Dans la conception de Bourdieu, comme pour Barth ou Fanon, les « dominés » se voient obligés de façonner leur identité et de mettre en scène des catégories selon les définitions proposées par la société, qui est caractérisée par des rapports sociaux de domination. Il écrit que les dominés :

« n’ont pas d’autre choix que l’acceptation (résignée ou provocante, soumise ou révoltée, etc.) de la définition dominante de leur identité ou la recherche de l’assimilation qui suppose un travail visant à faire disparaître tous les signes propres à rappeler le stigmate (dans le style de vie, le vêtement, la prononciation, etc.) et à proposer, par des stratégies de dissimulation ou de bluff, l’image de soi la moins éloignée possible de l’identité légitime » (Bourdieu 1980b : 66).

Comme Fanon (1952), Bourdieu affirme que les catégories et les identifications à celles-ci ne peuvent que difficilement dévier du cadre posé par les dominants, cadre auquel on ne peut que réagir. Il est difficile de subvertir les catégories de genre « homme » ou « femme », par exemple, puisque la saillance de ces catégorisations et de leurs représentations sociales est fortement inculquée par le monde social. Judith Butler (2005) démontre le poids des structurations normatives des catégorisations de genre et de sexualité, qui sont socialement présentées comme universelles et inséparables, comme des identités que l’on est considéré

être de manière intransigeante et non pas que l’on est considéré avoir ou pouvoir mettre en scène de manière différente, indifférente ou transitoire. Et ce alors que l’ambivalence des

catégories de genre, comme celles de « race », se décèle par le transvestisme, qui interroge les liens normatifs entre corps et genre, ou encore par l’homosexualité, qui interroge les liens normatifs entre genre et sexualité.

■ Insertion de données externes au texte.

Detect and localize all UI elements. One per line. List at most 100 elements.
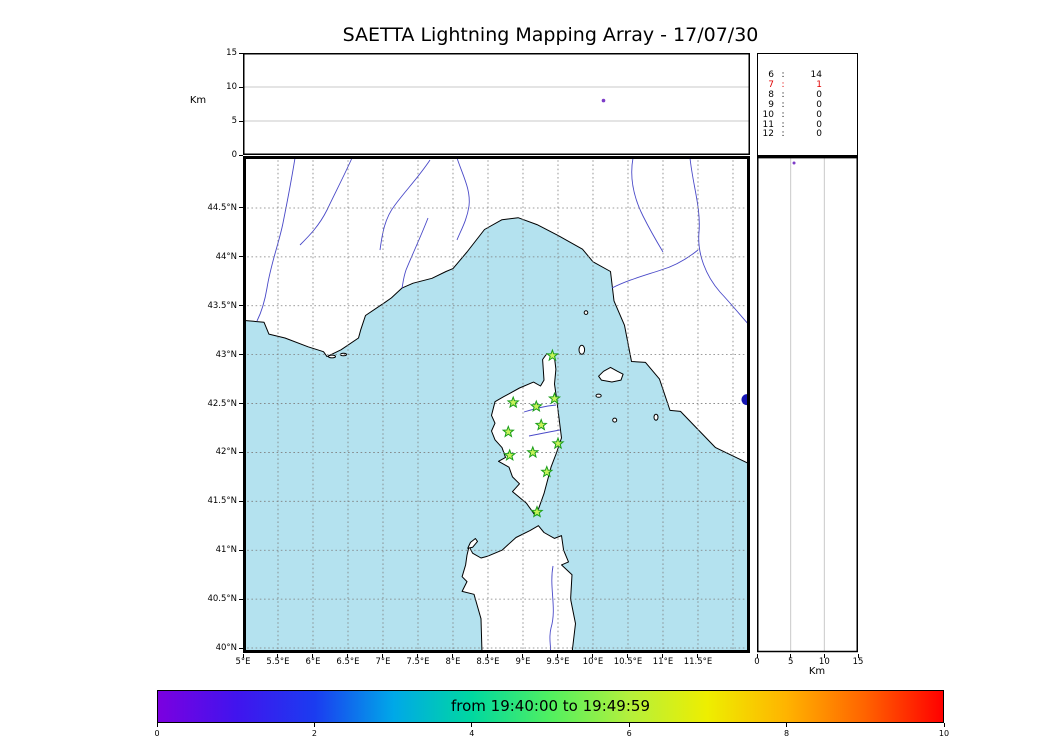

Ainsi, tous ces règles et rôles normatifs qui structurent les contextes sociaux limitent des possibilités d’action, d’adopter des rôles sociaux ou des catégorisations légitimes dans des contextes donnés, selon le positionnement de l’acteur social dans les rapports sociaux de pouvoir. Francesca Scrinzi écrit par exemple que « la ‘race’ est inaccessible aux stratégies des individus. En fait, le contexte structurel global ne laisse pas aux individu-e-s dominé-e-s le choix de s’identifier à ce qu’ils/elles veulent mais leur impose un éventail limité de possibilités toujours marquées par l’idée de leur différence » (Scrinzi 2008 : 89). Ces difficultés socio-structurelles de s’échapper à son étiquette ethnique ont également été observées dans des recherches empiriques conduites à Tahiti (Schuft 2007). Il faut néanmoins préciser que le cadre socio-structurel et structurant s’applique également aux individus classés dans des catégories dominantes, même si celles-ci sont globalement plus avantageuses en termes de pouvoir ou statut sociaux. La volonté d’un seul individu ne suffit pas pour faire évoluer ni les rapports de domination structurels, ni les formes de catégorisations ou leurs appellations et représentations qui s’y créent.

Ces visions et schémas sociologiques différents s’accordent sur le fait que l’acteur social joue des rôles au sein de limites sociales, dont la structure et les pratiques habituelles et normatives, et son positionnement en leur sein, auront été intériorisés au fur et à mesure de sa participation aux situations sociales. L’acteur social est ainsi limité par la panoplie de « rôles » à sa disposition, dépendant des catégories qui lui sont attribuées et de son positionnement et sense of place dans la société. Les choix sur le marché matrimoniaux sont influencés par ces positionnements de l’acteur social dans la société, dont les forces de

catégorisation et de hiérarchisation influent sur ses possibilités de rôle social à jouer, sur les personnes avec qui il participera dans des mises en scène de la vie sociale, et sur sa conception intériorisée des candidats « acceptables » comme conjoint.